Cintas is the target of a national union organizing effort.
It filed the lawsuit last week in U.S. District Court in Cincinnati against Boston Trust & Investment Management Co. and Timothy Smith, senior vice president of its Walden Asset Management division.
Patrick McGurn, special counsel for Institutional Shareholder Services, a Maryland firm that provides research to institutional investors, said he's never heard of a defamation lawsuit over comments at a shareholders meeting.
He said most shareholder meetings have a kind of "Roman circus environment'' with shareholders making all types of claims and comments. "If you've ever been to a meeting with (corporate activists) the Gilbert brothers or Evelyn Y. Davis, you know that,'' he said.
Walden, which advocates "socially responsible'' investing, with Domini Social Investments in New York, sponsored a resolution at the Oct. 14 Cintas meeting asking the company to evaluate its vendor code of conduct and the compliance of off-shore factories and suppliers.
Domini, which isn't named in the lawsuit, and Walden said they held about 60,000 Cintas shares.
Although the proposal was rejected by shareholders, the lawsuit says Walden and Smith linked Cintas to a Haitian factory described as a "sweatshop.''
The lawsuit said Smith claimed Cintas products were being made in Haiti "in violation with its own code of conduct'' and by a factory "which is a poster child for sweatshops.''
According to the lawsuit, Smith said a Haitian company, Haitian American Apparel Co., was a "major supplier to Cintas.''
After the meeting, a Cintas spokesman said the company had never heard of Haitian American and that it "is not someone we do business with.''
Marc Mezibov, a Cincinnati lawyer who handles free-speech cases, said that to succeed, the case would face a higher burden of proof than defamation based on actual malice, where someone says bad things about another because of dislike.
He said the Cintas case would face the higher standard of constitutional malice first set down in New York Times vs. Sullivan - that the statements were wrong or were made with "reckless disregard'' to their truth.
Cintas says Walden, in a news release, and Smith, at the meeting, made comments "with actual knowledge that the statements were false, or at the very least, with reckless disregard to the false and defamatory nature.''
Smith, a former executive director of the Interfaith Center on Corporate Responsibility, said Thursday that he hadn't seen the lawsuit and declined comment.
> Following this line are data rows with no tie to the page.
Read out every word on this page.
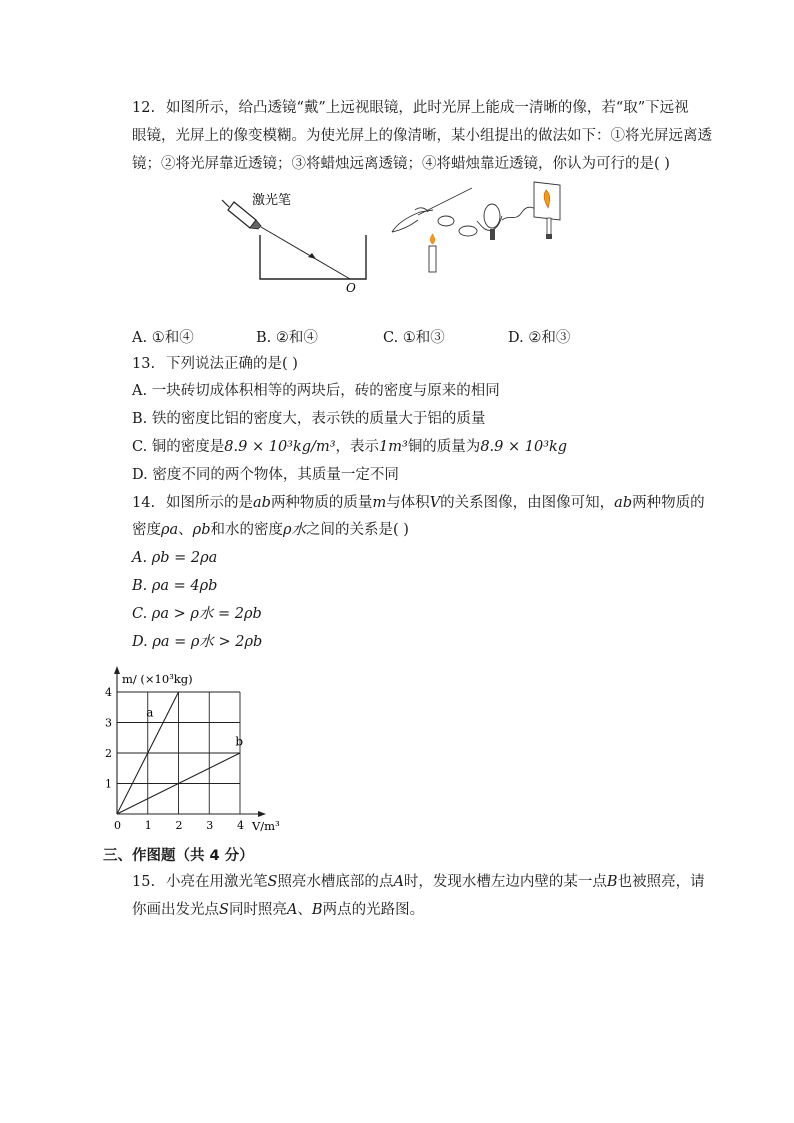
12. 如图所示，给凸透镜“戴”上远视眼镜，此时光屏上能成一清晰的像，若“取”下远视
眼镜，光屏上的像变模糊。为使光屏上的像清晰，某小组提出的做法如下：①将光屏远离透
镜；②将光屏靠近透镜；③将蜡烛远离透镜；④将蜡烛靠近透镜，你认为可行的是( )
激光笔
O
A. ①和④	B. ②和④	C. ①和③	D. ②和③
13. 下列说法正确的是( )
A. 一块砖切成体积相等的两块后，砖的密度与原来的相同
B. 铁的密度比铝的密度大，表示铁的质量大于铝的质量
C. 铜的密度是8.9 × 10³kg/m³，表示1m³铜的质量为8.9 × 10³kg
D. 密度不同的两个物体，其质量一定不同
14. 如图所示的是ab两种物质的质量m与体积V的关系图像，由图像可知，ab两种物质的
密度ρa、ρb和水的密度ρ水之间的关系是( )
A. ρb = 2ρa
B. ρa = 4ρb
C. ρa > ρ水 = 2ρb
D. ρa = ρ水 > 2ρb
a
b
0 1 2 3 4
1
2
3
4
m/ (×10³kg)
V/m³
三、作图题（共 4 分）
15. 小亮在用激光笔S照亮水槽底部的点A时，发现水槽左边内壁的某一点B也被照亮，请
你画出发光点S同时照亮A、B两点的光路图。
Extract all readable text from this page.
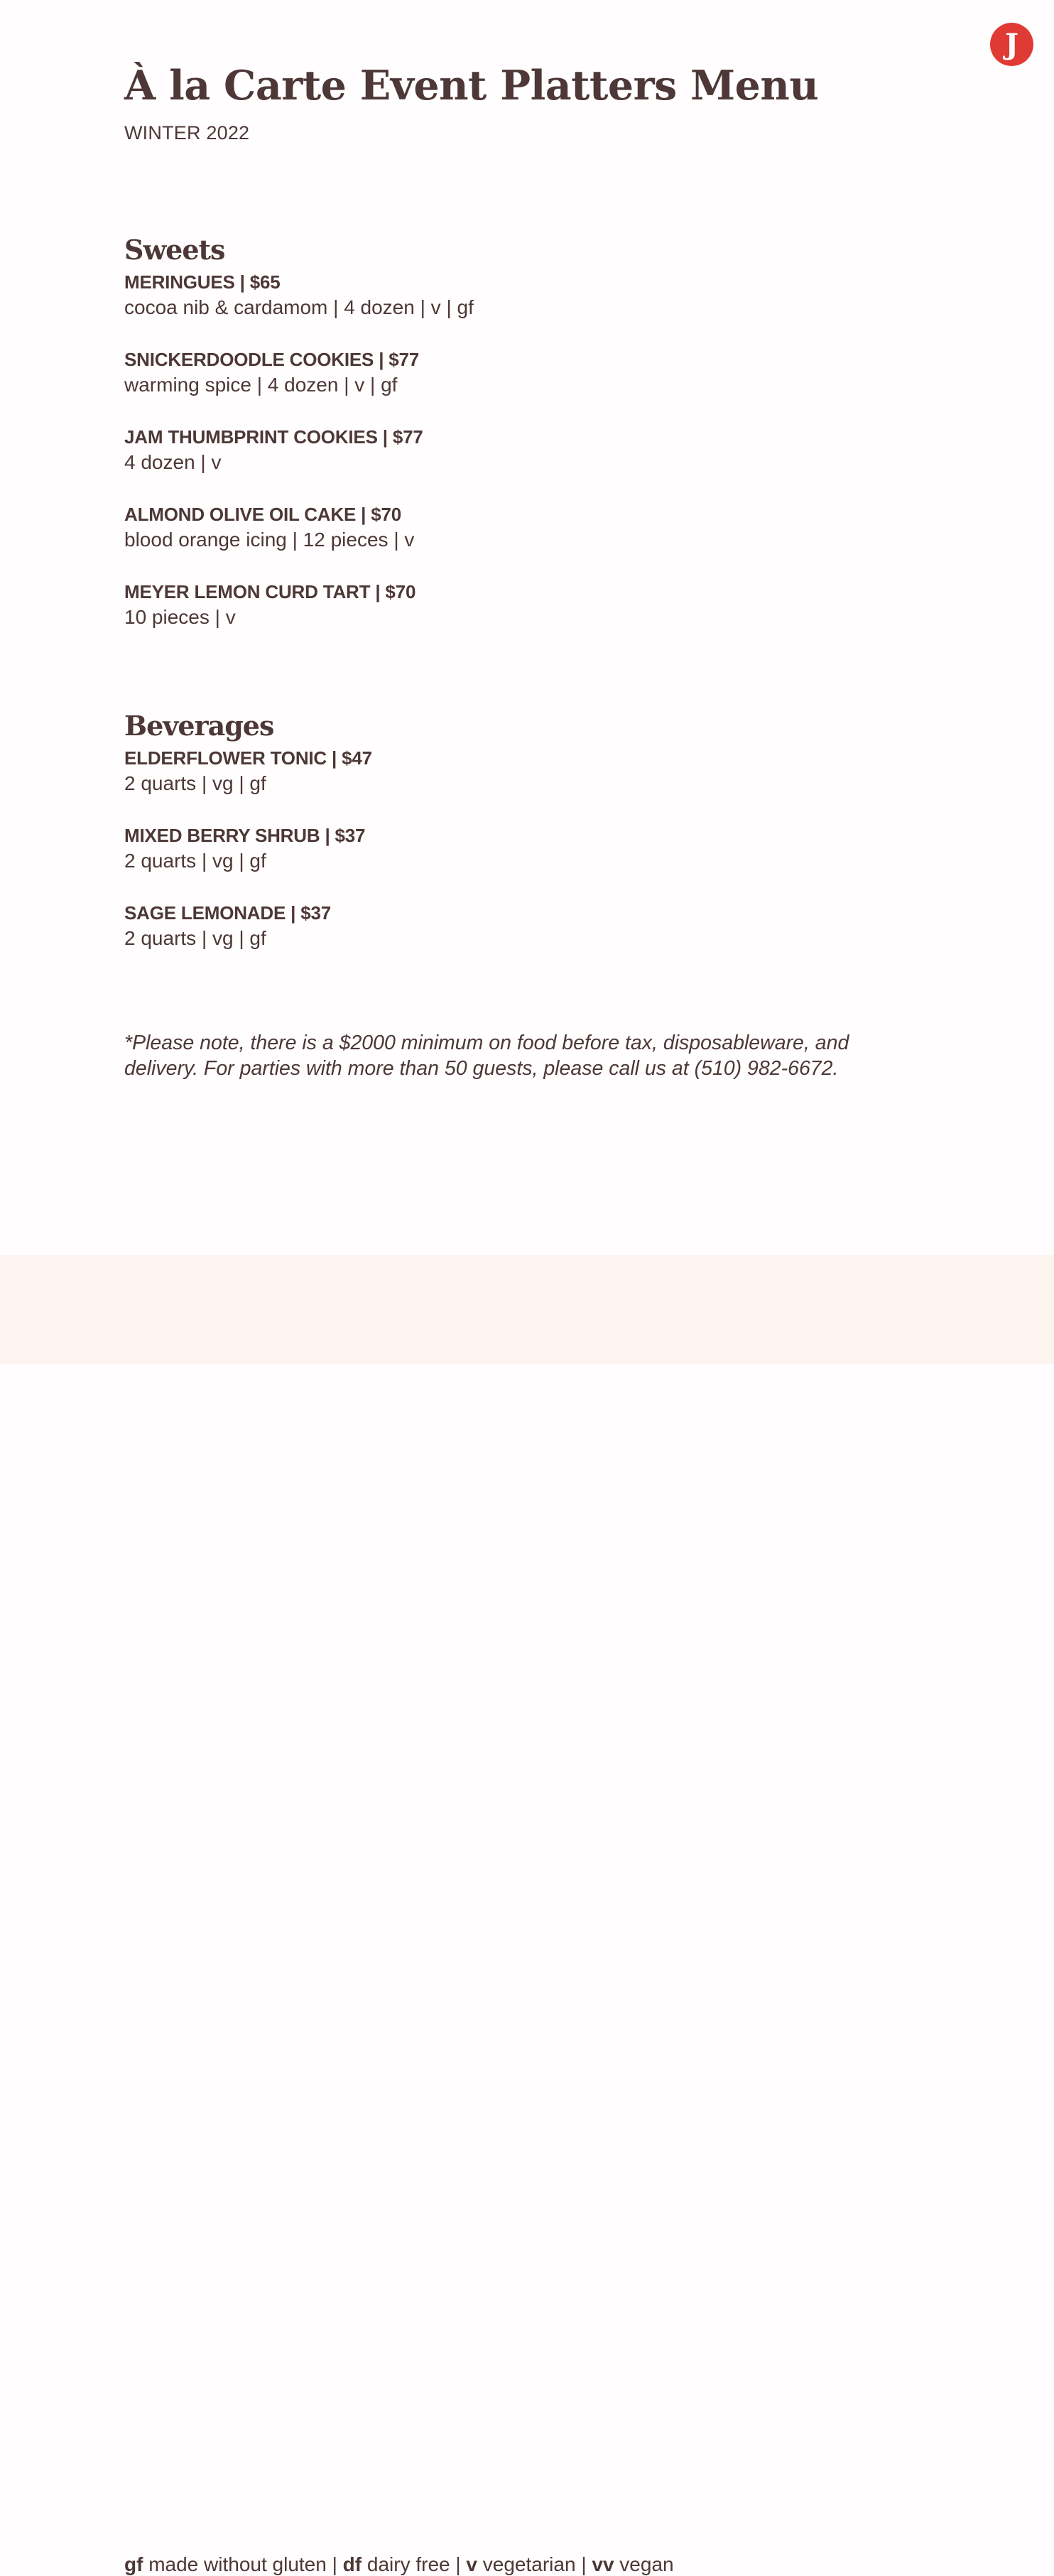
J
À la Carte Event Platters Menu
WINTER 2022
Sweets
MERINGUES | $65
cocoa nib & cardamom | 4 dozen | v | gf
SNICKERDOODLE COOKIES | $77
warming spice | 4 dozen | v | gf
JAM THUMBPRINT COOKIES | $77
4 dozen | v
ALMOND OLIVE OIL CAKE | $70
blood orange icing | 12 pieces | v
MEYER LEMON CURD TART | $70
10 pieces | v
Beverages
ELDERFLOWER TONIC | $47
2 quarts | vg | gf
MIXED BERRY SHRUB | $37
2 quarts | vg | gf
SAGE LEMONADE | $37
2 quarts | vg | gf
*Please note, there is a $2000 minimum on food before tax, disposableware, and delivery. For parties with more than 50 guests, please call us at (510) 982-6672.
gf made without gluten | df dairy free | v vegetarian | vv vegan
Representatives of Cintas didn't return calls.
The lawsuit says UNITE, the needletrades union that has a corporate campaign to win bargaining rights for Cintas workers, was the "sole source'' for the statements at the meeting even though Walden has a policy of not relying on one source.
The suit claims Walden and Smith "disseminated and published'' the statement knowing it was part of UNITE's campaign.
The lawsuit seeks damages of at least $75,000, plus unspecified punitive damages and an injunction preventing Walden from making statements linking Cintas to Haitian sweatshops.